Read: MP Aisha Jumwa, Her Bodyguard Locked Up Pending Mental Assessment In Murder Case

They have been remanded at Port Police Station until today, Thursday, October 22 when they appeared in court again.

A few days ago, the Office of Directorate of Public Prosecutions (ODPP) approved murder charges preferred against the two over the killing of a man during Ganda by-election last year.

The incident happened in October 2019 where the MP was accused of fatally shooting Michael Jola Ngumbao, uncle of Ganda Member of County Assembly (MCA) Ruben Mwamure Katana during heated by-election campaigns.

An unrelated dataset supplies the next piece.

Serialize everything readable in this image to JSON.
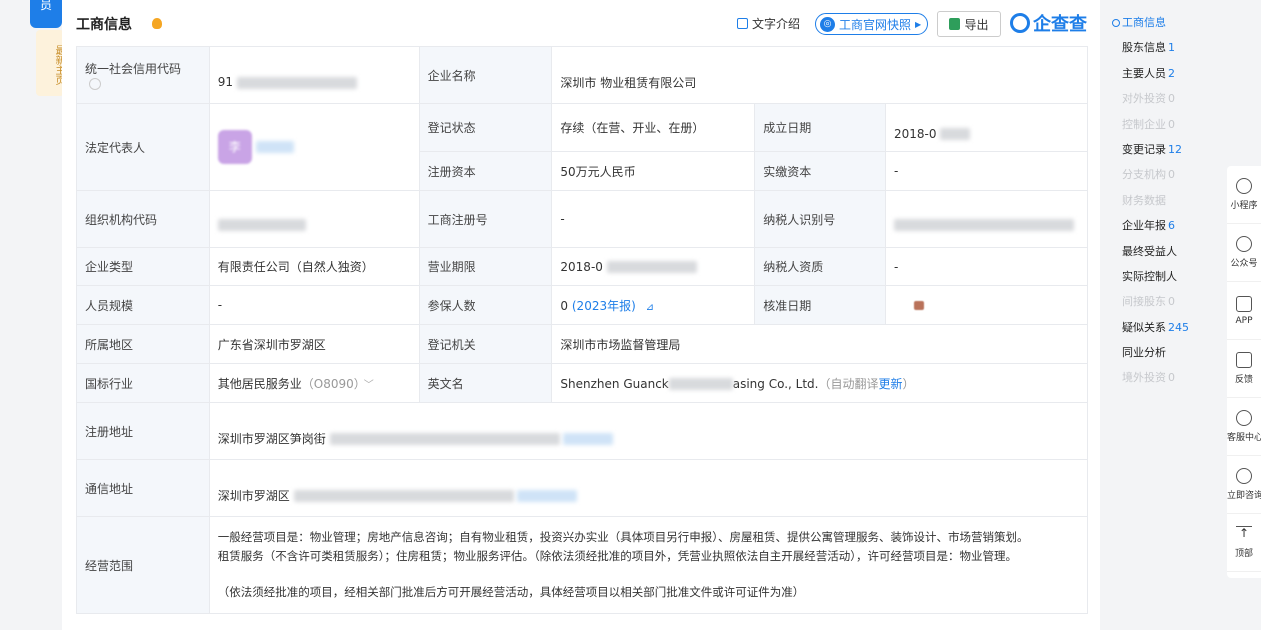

Ngumbao was shot dead in a scuffle between rival Orange Democratic Movement (ODM) party supporters shortly after Jumwa stormed the party’s agents meeting.

Read Also: State Planning To Charge Me With Murder In Two Weeks – MP Aisha Jumwa

She was arrested alongside Otieno and spent two days in custody at Kilindini Police Station before being released on Sh500,000 cash bail each.

The prosecution wanted the two detained for 21 days pending the conclusion of investigations into the shooting incident but the court declined to grant the request.

“The police shall have the liberty to charge the respondents with a disclosed offense if they have evidence. If a decision has been reached by the applicant to charge the respondents, they should present themselves in court to take plea,” said Senior Resident Magistrate Vincent Adet.

The magistrate noted that the court was not dealing with factual evidence as opined by the prosecution then.